Controversy surrounding Washington Post columnist

Richard Cohen, a Tuesday columnist for the Washington Post, has had his fair share of controversy in the past. featured an article yesterday discussing “Cohen’s 10 Worst Moments” throughout the years of his writing.  One cites how he defends a child rapist; another discusses how Cohen himself was accused of sexually harassing a 23-year old co-worker.  The most common underlying theme among the majority of these “worst moments” however, is racism, which is why he is making the news currently.  In his column yesterday, Cohen wrote:

“People with conventional views must repress a gag reflex when considering the mayor-elect of New York — a white man married to a black woman and with two biracial children. (Should I mention that Bill de Blasio’s wife, Chirlane McCray, used to be a lesbian?)”

The Daily Beast ran this quote yesterday in an article, responding to this questionable statement.  Their thoughts – it seems like these are Cohen’s own personal beliefs.  Since then, the Beast linked a Washington Post article on their site, with Cohen quoted saying:

“What I was doing was expressing not my own views but those of extreme right-wing Republican tea party people. I don’t have a problem with interracial marriage or same-sex marriage. In fact, I exult in them. . . This is just below the belt. It’s a purposeful misreading of what I wrote.”

Cohen’s boss is defending him.  But even with his rebuttal/explanation, the original column still seems questionable.

For one, he has had a history of making other racist remarks (going back to the article).  Back in the mid-80s, Cohen defended jewelry store owners for not allowing young black males in their store because they feared criminal behavior.  Cohen was quoted saying, “As for me, I’m with the store owners.”  When discussing the Trayvon Martin case, he described it as “the death of a young man understandably suspected because he was black.”  And just last week, Cohen wrote that after watching the film 12 Years a Slave, he now realizes slavery was wrong.  He claimed he learned in school that slaves were content and that slave owners were good people.  (Even so, that means you’ve been forced to believe that ever since?)

All of this history makes a tough case against believing Cohen isn’t racist, and didn’t mean what he said in his latest column.  The news is handy that way, especially with the Internet, everyone can go back in time and see what he has written.  He also has every reason to deny that he is racist – if he admitted that openly, the paper would have a hard time keeping him around, he would probably lose a lot of readers and his personal life would be affected as well.

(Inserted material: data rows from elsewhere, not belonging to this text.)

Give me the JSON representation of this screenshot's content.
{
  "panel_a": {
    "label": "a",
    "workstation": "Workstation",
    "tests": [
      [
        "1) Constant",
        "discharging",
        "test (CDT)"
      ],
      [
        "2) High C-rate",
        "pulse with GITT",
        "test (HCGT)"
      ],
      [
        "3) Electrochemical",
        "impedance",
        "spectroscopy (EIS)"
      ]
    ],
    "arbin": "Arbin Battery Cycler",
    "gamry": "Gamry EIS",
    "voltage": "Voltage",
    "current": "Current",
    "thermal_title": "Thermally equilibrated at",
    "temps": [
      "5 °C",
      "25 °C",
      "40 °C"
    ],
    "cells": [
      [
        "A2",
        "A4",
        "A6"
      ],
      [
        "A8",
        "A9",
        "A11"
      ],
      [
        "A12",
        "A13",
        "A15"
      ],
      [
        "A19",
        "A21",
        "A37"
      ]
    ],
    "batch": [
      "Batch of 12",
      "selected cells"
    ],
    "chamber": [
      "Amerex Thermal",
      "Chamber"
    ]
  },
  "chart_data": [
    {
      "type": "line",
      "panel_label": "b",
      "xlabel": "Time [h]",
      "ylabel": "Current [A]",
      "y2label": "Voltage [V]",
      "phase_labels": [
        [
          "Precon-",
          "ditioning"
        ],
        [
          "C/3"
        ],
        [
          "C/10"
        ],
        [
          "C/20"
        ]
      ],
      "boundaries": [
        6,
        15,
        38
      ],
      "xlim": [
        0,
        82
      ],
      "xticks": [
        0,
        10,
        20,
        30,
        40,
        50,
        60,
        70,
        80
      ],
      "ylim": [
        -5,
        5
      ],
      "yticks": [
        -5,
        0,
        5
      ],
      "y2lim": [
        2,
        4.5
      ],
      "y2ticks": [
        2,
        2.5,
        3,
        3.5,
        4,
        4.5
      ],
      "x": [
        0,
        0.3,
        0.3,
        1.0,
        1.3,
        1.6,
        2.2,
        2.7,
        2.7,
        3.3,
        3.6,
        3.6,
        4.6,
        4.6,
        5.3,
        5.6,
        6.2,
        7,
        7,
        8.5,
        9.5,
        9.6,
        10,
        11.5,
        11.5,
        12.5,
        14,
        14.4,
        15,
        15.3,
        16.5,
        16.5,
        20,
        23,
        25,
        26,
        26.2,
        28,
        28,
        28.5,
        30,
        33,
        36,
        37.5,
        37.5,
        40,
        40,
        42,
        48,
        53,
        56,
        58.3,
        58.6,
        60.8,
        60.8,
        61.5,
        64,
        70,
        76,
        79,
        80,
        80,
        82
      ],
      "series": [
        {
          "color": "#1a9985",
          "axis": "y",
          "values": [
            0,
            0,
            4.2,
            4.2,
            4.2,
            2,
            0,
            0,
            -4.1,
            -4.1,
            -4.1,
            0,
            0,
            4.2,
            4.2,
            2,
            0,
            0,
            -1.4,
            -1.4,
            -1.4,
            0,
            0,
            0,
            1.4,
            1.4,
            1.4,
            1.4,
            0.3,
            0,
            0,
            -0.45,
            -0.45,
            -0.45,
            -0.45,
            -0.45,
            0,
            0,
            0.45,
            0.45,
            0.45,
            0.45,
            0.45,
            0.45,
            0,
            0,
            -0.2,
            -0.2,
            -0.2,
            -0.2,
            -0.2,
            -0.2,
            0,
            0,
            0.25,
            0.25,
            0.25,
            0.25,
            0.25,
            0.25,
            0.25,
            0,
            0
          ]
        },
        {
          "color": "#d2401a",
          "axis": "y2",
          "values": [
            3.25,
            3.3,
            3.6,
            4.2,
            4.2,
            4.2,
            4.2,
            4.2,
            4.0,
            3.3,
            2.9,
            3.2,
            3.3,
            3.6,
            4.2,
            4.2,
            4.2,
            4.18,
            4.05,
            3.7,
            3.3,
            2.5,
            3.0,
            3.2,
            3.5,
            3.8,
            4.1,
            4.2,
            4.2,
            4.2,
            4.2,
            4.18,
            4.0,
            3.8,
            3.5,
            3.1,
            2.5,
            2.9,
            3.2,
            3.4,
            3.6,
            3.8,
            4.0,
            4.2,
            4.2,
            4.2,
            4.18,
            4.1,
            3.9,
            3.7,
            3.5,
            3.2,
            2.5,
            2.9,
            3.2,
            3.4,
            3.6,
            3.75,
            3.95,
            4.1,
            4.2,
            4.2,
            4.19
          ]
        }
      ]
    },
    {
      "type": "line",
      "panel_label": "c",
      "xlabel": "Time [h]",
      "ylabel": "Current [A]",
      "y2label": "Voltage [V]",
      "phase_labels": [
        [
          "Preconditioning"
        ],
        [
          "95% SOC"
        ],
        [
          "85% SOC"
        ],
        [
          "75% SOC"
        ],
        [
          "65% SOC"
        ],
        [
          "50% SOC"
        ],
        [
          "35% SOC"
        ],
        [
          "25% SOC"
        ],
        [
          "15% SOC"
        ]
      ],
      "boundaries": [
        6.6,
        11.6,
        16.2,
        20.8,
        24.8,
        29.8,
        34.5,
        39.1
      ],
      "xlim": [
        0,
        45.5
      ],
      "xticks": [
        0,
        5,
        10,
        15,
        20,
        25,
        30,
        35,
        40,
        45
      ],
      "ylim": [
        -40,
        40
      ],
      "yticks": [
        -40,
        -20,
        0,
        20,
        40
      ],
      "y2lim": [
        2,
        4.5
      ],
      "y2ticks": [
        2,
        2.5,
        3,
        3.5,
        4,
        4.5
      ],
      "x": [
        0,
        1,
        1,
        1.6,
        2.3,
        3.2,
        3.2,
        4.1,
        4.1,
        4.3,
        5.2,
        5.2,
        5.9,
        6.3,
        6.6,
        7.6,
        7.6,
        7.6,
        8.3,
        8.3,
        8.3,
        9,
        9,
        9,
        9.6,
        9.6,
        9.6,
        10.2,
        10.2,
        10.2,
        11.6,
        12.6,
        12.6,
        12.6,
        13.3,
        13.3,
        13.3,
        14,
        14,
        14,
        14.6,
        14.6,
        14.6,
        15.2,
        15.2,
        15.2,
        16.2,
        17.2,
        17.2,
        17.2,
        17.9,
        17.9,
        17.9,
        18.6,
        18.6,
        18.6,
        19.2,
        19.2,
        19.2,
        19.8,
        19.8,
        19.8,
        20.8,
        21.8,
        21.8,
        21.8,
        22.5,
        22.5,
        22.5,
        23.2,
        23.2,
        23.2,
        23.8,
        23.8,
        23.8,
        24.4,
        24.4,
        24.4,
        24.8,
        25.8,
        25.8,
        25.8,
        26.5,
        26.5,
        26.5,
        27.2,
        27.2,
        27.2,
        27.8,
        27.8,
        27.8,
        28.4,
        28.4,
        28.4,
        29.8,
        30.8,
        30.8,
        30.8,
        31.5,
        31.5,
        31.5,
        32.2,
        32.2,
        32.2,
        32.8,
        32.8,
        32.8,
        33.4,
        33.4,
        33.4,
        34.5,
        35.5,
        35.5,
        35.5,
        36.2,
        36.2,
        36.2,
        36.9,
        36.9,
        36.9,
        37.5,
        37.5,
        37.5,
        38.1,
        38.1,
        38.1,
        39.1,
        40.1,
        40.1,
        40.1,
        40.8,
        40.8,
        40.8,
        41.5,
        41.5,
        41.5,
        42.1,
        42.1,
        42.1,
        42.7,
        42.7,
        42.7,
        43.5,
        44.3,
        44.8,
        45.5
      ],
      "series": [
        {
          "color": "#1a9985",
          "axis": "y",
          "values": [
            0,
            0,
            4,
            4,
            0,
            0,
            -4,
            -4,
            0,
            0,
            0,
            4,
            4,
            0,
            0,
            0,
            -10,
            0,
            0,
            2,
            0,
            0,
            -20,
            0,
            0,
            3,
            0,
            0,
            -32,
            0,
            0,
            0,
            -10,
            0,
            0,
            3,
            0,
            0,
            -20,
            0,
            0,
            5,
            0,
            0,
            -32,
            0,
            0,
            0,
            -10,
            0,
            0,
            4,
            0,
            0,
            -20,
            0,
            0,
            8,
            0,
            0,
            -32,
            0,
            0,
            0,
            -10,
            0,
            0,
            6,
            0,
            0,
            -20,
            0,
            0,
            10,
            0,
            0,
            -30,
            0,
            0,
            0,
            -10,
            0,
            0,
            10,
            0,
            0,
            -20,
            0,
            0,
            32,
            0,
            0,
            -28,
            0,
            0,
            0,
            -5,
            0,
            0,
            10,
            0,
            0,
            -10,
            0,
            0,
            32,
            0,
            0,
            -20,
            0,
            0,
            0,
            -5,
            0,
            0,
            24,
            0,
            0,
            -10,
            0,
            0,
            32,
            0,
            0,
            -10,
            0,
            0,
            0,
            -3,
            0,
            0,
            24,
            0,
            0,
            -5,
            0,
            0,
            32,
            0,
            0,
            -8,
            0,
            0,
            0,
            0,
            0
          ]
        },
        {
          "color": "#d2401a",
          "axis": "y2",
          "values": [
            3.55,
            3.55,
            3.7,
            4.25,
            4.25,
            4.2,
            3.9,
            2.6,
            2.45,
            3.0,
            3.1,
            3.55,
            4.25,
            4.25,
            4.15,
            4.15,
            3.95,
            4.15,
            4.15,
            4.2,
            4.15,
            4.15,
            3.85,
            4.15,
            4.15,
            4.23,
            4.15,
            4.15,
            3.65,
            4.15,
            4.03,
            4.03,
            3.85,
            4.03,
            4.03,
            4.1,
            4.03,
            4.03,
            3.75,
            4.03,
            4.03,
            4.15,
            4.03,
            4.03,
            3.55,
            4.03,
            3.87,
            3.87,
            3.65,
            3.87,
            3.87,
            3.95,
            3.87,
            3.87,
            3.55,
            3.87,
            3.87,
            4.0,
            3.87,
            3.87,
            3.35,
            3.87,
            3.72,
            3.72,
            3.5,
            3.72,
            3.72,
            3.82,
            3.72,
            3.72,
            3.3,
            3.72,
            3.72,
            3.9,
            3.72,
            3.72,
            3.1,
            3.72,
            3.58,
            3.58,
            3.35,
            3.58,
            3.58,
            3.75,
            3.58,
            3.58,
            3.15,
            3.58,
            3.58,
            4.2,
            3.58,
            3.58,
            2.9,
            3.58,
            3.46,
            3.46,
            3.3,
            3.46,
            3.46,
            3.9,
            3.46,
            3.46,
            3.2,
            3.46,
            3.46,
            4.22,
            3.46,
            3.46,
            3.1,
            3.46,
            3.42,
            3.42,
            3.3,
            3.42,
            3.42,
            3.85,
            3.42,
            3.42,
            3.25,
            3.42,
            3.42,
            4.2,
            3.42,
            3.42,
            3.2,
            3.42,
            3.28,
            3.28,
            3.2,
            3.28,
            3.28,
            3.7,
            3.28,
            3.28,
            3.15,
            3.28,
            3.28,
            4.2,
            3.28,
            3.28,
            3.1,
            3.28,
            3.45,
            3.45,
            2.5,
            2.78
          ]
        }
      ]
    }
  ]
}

His bio from the Post states he’s been with the newspaper since 1968.  Is the paper just letting this slide because he is a veteran to the company and is known for making controversial remarks?  It could be.  I can’t see a new, young reporter sticking around too long if he/she made the exact same comments.

This news spread like wildfire over the Internet, and many blogs and new organizations crucified him (rightfully so, in my opinion). The Huffington Post Media Twitter postd a link to an article of theirs with the headline “Dear Washington Post: Please Fire This Man,”  as seen here.  Even the Washington Post’s own Wonkblog wrote a story respectfully disagreeing with Cohen.  It was generous in saying that they believe he meant “culturally conservative” instead of “conventional” and further explained that racism is by no means a conventional viewpoint in today’s society.  While this may very well be the case, I still don’t feel that lets him off the hook, especially since he’s in the business of writing – he should know to use his words carefully.

I think this story is a good reminder that while there is freedom of the press, and journalists are entitled to their own opinions in the columns they write, they need to be prepared for responses they get back.  They agreed to the job and are writing for the world, and writing something as controversial as this is bound to get lots of negative feedback.  Cohen’s comments are so extreme, I feel it warrants the question of what is acceptable and what is not.  It is up to the editors of the company, and every company is different.  That being said, I think that if the Washington Post continues to back Cohen, they will receive a lot of heat as well.